During decades as a research-integrity officer, expert witness for misconduct investigations and consultant, I have been inspired — and I have seen inexcusable conduct. Even when investigations are exemplary and findings clear, universities rarely report them publicly. That secrecy perpetuates misbehaviour and breeds mistrust — as evidenced by the ongoing revelations of universities that failed to respond appropriately, sometimes for years, to allegations of sexual misconduct.
Science is fast becoming more transparent. So, too, should institutional practice. Open misconduct reports would create a virtuous circle. Institutions would learn from their own and others’ investigations. Leaders would be more likely to pay attention to reports that are subject to scrutiny. Honest researchers could see that although groundbreaking science is often uncertain, it is qualitatively different from the conduct that leads to misconduct reviews.

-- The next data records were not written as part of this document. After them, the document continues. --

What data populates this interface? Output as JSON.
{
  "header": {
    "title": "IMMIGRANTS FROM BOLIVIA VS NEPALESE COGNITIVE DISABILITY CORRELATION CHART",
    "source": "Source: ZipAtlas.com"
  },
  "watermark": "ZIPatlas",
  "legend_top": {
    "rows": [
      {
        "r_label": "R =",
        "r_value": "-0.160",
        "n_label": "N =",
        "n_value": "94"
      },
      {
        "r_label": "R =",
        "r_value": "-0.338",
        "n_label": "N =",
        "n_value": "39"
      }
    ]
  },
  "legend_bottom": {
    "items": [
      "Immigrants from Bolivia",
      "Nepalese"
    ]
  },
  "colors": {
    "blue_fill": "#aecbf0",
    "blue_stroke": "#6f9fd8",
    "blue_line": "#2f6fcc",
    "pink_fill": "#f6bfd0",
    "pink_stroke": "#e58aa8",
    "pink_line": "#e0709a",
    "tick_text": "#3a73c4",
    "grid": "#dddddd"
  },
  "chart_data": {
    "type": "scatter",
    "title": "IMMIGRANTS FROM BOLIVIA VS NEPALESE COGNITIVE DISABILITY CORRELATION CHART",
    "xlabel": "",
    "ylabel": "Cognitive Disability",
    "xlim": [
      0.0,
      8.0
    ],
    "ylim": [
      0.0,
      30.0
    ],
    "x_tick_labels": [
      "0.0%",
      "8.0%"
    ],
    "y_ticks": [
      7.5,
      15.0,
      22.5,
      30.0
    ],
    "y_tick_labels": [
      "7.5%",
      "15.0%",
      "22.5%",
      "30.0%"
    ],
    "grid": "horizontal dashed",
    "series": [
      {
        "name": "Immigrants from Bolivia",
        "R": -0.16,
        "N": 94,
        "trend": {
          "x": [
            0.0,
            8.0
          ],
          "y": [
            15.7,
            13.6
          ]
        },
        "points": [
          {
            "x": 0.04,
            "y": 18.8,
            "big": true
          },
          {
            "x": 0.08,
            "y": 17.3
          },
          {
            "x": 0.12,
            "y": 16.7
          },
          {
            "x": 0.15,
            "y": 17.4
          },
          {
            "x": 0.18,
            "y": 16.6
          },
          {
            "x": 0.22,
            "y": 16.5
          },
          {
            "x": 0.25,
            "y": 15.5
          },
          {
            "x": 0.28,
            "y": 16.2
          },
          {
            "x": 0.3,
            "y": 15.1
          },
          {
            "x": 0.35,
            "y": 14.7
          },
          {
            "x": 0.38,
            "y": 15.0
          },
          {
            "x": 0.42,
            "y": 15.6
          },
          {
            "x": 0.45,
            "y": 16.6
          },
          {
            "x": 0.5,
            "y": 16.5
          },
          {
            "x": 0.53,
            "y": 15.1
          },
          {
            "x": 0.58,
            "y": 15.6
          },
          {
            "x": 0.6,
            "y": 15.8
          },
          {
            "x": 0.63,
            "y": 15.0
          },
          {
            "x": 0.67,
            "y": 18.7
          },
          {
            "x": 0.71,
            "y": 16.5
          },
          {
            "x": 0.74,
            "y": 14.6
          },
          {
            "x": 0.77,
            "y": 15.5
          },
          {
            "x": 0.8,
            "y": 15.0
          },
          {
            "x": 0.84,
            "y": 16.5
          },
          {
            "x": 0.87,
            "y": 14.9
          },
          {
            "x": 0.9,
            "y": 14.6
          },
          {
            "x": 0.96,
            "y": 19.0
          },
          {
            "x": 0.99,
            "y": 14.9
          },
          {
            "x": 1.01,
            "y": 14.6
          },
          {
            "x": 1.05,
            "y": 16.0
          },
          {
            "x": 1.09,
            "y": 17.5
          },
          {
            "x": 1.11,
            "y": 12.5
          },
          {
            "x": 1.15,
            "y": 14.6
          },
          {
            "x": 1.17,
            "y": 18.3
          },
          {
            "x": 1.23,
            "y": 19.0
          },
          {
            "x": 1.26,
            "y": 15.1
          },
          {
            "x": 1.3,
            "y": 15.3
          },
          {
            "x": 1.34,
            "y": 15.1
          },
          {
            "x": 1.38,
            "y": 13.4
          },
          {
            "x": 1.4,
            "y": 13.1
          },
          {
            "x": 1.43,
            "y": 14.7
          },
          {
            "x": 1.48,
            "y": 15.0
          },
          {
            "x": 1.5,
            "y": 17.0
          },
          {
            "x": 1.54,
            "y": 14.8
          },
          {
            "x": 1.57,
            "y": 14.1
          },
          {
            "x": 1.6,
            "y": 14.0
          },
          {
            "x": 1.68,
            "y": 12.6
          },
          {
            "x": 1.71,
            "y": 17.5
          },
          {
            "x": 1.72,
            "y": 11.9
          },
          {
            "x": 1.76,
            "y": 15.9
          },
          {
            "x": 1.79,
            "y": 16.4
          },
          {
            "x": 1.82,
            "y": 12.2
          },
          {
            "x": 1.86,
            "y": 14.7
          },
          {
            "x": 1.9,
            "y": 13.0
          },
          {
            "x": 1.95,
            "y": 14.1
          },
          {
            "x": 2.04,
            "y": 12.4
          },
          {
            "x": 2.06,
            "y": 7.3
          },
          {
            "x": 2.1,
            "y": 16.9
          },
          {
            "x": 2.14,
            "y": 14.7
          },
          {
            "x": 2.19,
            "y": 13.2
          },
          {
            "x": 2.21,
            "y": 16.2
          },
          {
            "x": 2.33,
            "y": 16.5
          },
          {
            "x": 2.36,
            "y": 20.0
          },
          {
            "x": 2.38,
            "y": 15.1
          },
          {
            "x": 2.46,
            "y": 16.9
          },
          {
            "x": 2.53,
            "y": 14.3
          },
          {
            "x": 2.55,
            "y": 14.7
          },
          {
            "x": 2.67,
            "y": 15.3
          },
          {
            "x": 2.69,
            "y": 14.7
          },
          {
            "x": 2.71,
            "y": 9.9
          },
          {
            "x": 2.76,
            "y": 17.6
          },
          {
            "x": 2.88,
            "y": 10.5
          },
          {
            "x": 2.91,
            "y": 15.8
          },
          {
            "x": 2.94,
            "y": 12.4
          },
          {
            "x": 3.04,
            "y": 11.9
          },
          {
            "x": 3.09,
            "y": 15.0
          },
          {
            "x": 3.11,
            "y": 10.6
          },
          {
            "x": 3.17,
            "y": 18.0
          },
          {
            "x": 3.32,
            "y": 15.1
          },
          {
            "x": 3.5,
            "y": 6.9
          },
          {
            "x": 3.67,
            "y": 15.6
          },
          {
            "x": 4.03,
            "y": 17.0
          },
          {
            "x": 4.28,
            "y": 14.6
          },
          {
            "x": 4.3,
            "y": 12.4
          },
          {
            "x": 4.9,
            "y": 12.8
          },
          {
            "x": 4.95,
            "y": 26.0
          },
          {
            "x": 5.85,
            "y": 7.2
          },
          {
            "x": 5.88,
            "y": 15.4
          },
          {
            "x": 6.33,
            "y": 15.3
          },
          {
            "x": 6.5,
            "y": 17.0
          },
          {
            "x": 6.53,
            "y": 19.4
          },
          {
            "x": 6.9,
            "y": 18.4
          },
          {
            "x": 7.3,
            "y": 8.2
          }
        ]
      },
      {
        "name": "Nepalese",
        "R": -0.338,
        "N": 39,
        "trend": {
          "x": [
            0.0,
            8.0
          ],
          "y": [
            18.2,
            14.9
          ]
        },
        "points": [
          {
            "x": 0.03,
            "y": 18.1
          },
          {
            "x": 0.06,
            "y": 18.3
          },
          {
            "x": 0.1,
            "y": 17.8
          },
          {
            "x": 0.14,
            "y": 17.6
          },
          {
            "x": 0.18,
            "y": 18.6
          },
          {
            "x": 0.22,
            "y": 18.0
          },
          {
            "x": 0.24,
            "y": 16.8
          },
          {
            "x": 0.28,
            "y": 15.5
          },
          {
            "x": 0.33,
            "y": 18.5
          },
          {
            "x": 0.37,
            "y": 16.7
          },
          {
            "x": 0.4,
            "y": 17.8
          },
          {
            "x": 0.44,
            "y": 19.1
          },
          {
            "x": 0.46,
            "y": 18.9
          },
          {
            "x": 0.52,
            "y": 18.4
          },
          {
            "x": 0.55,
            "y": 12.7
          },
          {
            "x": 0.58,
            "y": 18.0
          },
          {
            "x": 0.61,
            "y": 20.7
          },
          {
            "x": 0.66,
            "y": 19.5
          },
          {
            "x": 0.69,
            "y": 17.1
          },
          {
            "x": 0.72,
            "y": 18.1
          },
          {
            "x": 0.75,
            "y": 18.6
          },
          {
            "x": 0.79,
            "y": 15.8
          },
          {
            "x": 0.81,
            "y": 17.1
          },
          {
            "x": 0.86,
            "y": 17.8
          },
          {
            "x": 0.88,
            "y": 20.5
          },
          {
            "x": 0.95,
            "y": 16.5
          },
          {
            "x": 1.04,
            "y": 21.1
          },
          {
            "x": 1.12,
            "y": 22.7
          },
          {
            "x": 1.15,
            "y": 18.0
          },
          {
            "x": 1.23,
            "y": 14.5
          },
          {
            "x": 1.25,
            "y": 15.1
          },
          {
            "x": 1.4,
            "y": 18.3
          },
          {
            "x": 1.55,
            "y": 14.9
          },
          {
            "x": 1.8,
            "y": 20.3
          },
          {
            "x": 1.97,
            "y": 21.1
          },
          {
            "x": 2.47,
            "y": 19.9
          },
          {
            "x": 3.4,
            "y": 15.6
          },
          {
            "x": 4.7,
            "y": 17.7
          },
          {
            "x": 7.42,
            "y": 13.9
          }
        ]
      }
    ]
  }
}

We are already seeing such a shift in health care. Last month, a study showed that mortality is lower in UK hospitals in which medical professionals feel that they can talk openly about problems without worrying about repercussions to their careers (V. Toffolutti and D. Stuckler Health Affair. http://doi.org/c6df; 2019). I often find that institutional investigators ask the wrong questions, such as: ‘We don’t have to report this, do we?’, ‘How could anyone think Dr X would do such a thing?’ or (to whistle-blowers) ‘Why would you want to cause trouble for your own research project?’ Investigators pin all the blame on one actor without examining the contributions of co-authors or supervisors of the flawed work. An investigation might stop abruptly if the subject of it resigns. A 2019 paper examining investigations by institutions after the retraction of 12 clinical-trial papers by one research group stated that although investigations lasted for between 8 and 17 months, they did not examine preclinical papers from this group even after receiving detailed, serious concerns about them (A. Grey et al. Res. Integr. Peer Rev. 4, 3; 2019).